We Judge the Meats: Texas Tech Meat Judging Featured in Sports Illustrated

An oh, so cool profile from Sports Illustrated’s Mike Piellucci where he profiles the Texas Tech meat judging team, the stress, the highs, the lows, and all of the National Championships that these students and staff have earned as a part of the meat judging team. The prose here is absolutely incredible, and here’s just a few bits, but this is totally worth your time and absolutely something you need to invest 30 minutes reading today.

On what it takes to be a meat-judging champion.

The skill set of a champion meat judge is both eminently teachable and difficult to master: quick decision making, critical reasoning, self-assurance and, above all, the ability to quiet one’s mind for upward of six hours standing in frigid temperatures and total silence. “You have to fight your own demons in the meat judging cooler,” says Erin Beyer, who judged on Texas Tech’s 2015 team and coached in ’17.

On Texas Tech’s dominance.

Today the Red Raiders are the Alabama football of the meat judging world.
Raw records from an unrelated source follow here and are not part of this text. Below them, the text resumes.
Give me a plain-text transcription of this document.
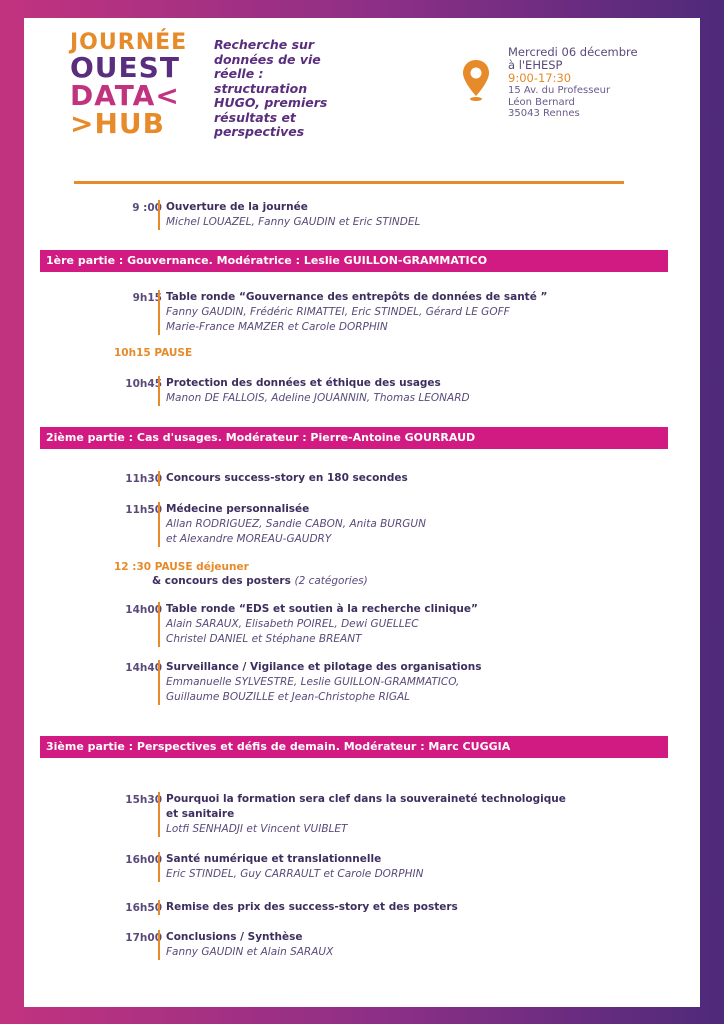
JOURNÉE
OUEST
DATA<
>HUB
Recherche sur
données de vie
réelle :
structuration
HUGO, premiers
résultats et
perspectives
Mercredi 06 décembre
à l'EHESP
9:00-17:30
15 Av. du Professeur
Léon Bernard
35043 Rennes
9 :00 Ouverture de la journée
Michel LOUAZEL, Fanny GAUDIN et Eric STINDEL
1ère partie : Gouvernance. Modératrice : Leslie GUILLON-GRAMMATICO
9h15 Table ronde “Gouvernance des entrepôts de données de santé ”
Fanny GAUDIN, Frédéric RIMATTEI, Eric STINDEL, Gérard LE GOFF
Marie-France MAMZER et Carole DORPHIN
10h15 PAUSE
10h45 Protection des données et éthique des usages
Manon DE FALLOIS, Adeline JOUANNIN, Thomas LEONARD
2ième partie : Cas d'usages. Modérateur : Pierre-Antoine GOURRAUD
11h30 Concours success-story en 180 secondes
11h50 Médecine personnalisée
Allan RODRIGUEZ, Sandie CABON, Anita BURGUN
et Alexandre MOREAU-GAUDRY
12 :30 PAUSE déjeuner
& concours des posters (2 catégories)
14h00 Table ronde “EDS et soutien à la recherche clinique”
Alain SARAUX, Elisabeth POIREL, Dewi GUELLEC
Christel DANIEL et Stéphane BREANT
14h40 Surveillance / Vigilance et pilotage des organisations
Emmanuelle SYLVESTRE, Leslie GUILLON-GRAMMATICO,
Guillaume BOUZILLE et Jean-Christophe RIGAL
3ième partie : Perspectives et défis de demain. Modérateur : Marc CUGGIA
15h30 Pourquoi la formation sera clef dans la souveraineté technologique
et sanitaire
Lotfi SENHADJI et Vincent VUIBLET
16h00 Santé numérique et translationnelle
Eric STINDEL, Guy CARRAULT et Carole DORPHIN
16h50 Remise des prix des success-story et des posters
17h00 Conclusions / Synthèse
Fanny GAUDIN et Alain SARAUX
Under the guidance of Coach Miller, Texas Tech has reset the standards of collegiate meat judging excellence. Tech has captured seven of the last 11 national championships, highlighted by a three-year stretch from 2015 through ’17 in which it won a staggering 19 of 21 major contests. The crown jewel came in ’17, when Tech became the first and only school to go undefeated since the major schedule expanded to seven events in 1981. Says Travis O’Quinn, a Tech alum who’s now the coach and faculty sponsor of Kansas State’s meat judging team, “What they’ve done ranks right up there with the John Wooden UCLA Bruins. That level of dominance is seldom seen in any athletic competition.”

On what it takes to win.

But according to O’Quinn, the easiest explanation for Texas Tech’s dominance might be the most insurmountable of all: “They just have a dire commitment to do more than what everyone else is willing to do consistently.”
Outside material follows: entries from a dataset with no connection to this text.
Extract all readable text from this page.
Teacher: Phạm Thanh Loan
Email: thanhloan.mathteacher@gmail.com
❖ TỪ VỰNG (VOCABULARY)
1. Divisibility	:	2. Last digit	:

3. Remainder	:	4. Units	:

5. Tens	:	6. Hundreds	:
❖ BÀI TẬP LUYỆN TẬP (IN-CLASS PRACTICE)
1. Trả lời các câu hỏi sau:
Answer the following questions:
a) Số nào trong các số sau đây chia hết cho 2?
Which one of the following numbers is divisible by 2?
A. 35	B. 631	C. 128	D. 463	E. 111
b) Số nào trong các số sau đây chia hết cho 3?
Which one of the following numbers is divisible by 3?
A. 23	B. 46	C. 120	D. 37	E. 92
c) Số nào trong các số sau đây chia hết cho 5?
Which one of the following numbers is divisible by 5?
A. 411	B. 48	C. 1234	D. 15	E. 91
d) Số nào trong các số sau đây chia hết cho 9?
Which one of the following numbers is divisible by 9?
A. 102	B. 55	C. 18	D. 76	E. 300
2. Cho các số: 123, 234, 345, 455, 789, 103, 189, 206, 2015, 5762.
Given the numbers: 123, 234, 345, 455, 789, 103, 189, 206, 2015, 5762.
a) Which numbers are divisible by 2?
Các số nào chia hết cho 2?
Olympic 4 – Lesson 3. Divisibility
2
The team decamps for Friona by 1 p.m. each Friday, returning to Lubbock around 8 or 9 that evening. The next morning they’re in the cooler at 4 a.m. for Super Saturdays, an all-day gauntlet that simulates contest conditions and can stretch up to 12 hours. That’s on top of two more weekday practices squeezed in around students’ class schedules. Outside of contest weeks, that cycle repeats itself every week of the academic year. It works—and nobody, from the students to the coaches, wants to be the team responsible for breaking the cycle of success. “There’s always going to be that pressure because you have the teams before you that have done so many great things,” Schertz says.